Tuesday, July 10, 2007

Hypothetically Speaking...

We've blogged before about ethical conundrums and issues, and we've talked about how important it is to be truthful when applying for insurance.
And I believe fervently that doing the right thing is always the best choice.
One thing I would never do, for example, is encourage or condone any client misrepresenting facts when completing an insurance application. For one thing, in this age of EMR and other tech, it's just too darned easy to get "caught out," particularly when answering questions about one's own health.
Okay, Prof, so where's this heading?
Life insurance applications have always (or almost always) asked about family history: are your folks still alive? If not, when and how did they die? That kind of thing. Recently, at an online forum to which I occasionally contribute, a respected colleague discussed a recent case of his:
"So far, this person qualifies for Super Preferred. The kicker, his father passed away at age 57 of a heart attack. Now, many carriers have moved him from Super Preferred all the way down to Standard. However, there are still a few carriers that will offer Preferred and be much less expensive than the standard rates."
I've known this, of course, but for some reason I started really considering the implications:
1) What if the client had been adopted? He'd have had no way of knowing, really, whether his father was even still alive, dropped dead of a heart attack at age 32, or whatever. Does that mean he could never get super preferrred rates from certain carriers?

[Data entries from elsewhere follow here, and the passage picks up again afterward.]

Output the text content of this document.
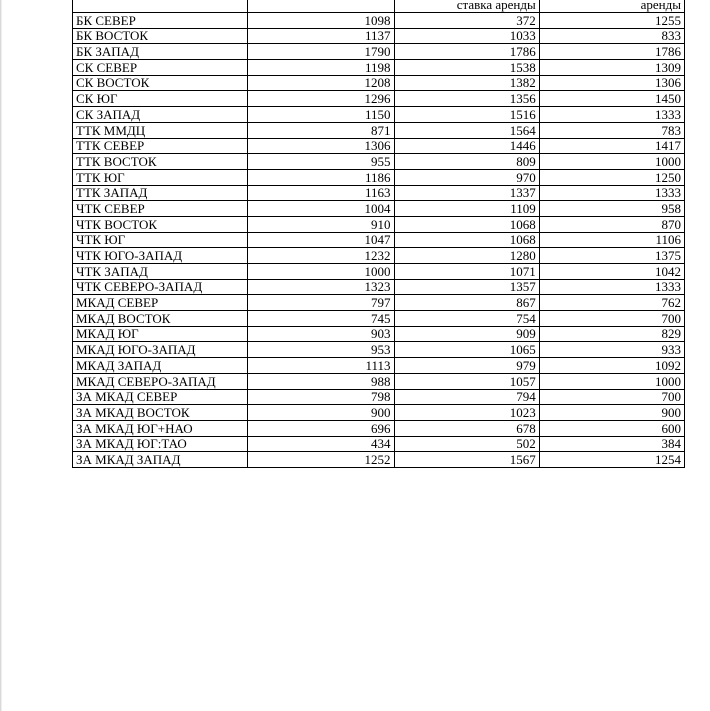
		ставка аренды	аренды
БК СЕВЕР	1098	372	1255
БК ВОСТОК	1137	1033	833
БК ЗАПАД	1790	1786	1786
СК СЕВЕР	1198	1538	1309
СК ВОСТОК	1208	1382	1306
СК ЮГ	1296	1356	1450
СК ЗАПАД	1150	1516	1333
ТТК ММДЦ	871	1564	783
ТТК СЕВЕР	1306	1446	1417
ТТК ВОСТОК	955	809	1000
ТТК ЮГ	1186	970	1250
ТТК ЗАПАД	1163	1337	1333
ЧТК СЕВЕР	1004	1109	958
ЧТК ВОСТОК	910	1068	870
ЧТК ЮГ	1047	1068	1106
ЧТК ЮГО-ЗАПАД	1232	1280	1375
ЧТК ЗАПАД	1000	1071	1042
ЧТК СЕВЕРО-ЗАПАД	1323	1357	1333
МКАД СЕВЕР	797	867	762
МКАД ВОСТОК	745	754	700
МКАД ЮГ	903	909	829
МКАД ЮГО-ЗАПАД	953	1065	933
МКАД ЗАПАД	1113	979	1092
МКАД СЕВЕРО-ЗАПАД	988	1057	1000
ЗА МКАД СЕВЕР	798	794	700
ЗА МКАД ВОСТОК	900	1023	900
ЗА МКАД ЮГ+НАО	696	678	600
ЗА МКАД ЮГ:ТАО	434	502	384
ЗА МКАД ЗАПАД	1252	1567	1254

2) How could a carrier ever really check this? It's not like they'd have access to his father's death certificate or medical records. What if he did lie ("Dad? Oh, he was killed in a train wreck at age 92")? How would an underwriter know?
My point isn't to suggest or condone lying on an application. Rather, it's to underscore the futility of even asking the question. Yes, it's relevant (to a point): if Dad died of a stroke at age 49, then that may indicate some genetic predisposition to heart problems.
Or not.
This is one of those "gray" areas that agents (and applicants) abhor, and which carriers might be well-advised to review (and revise).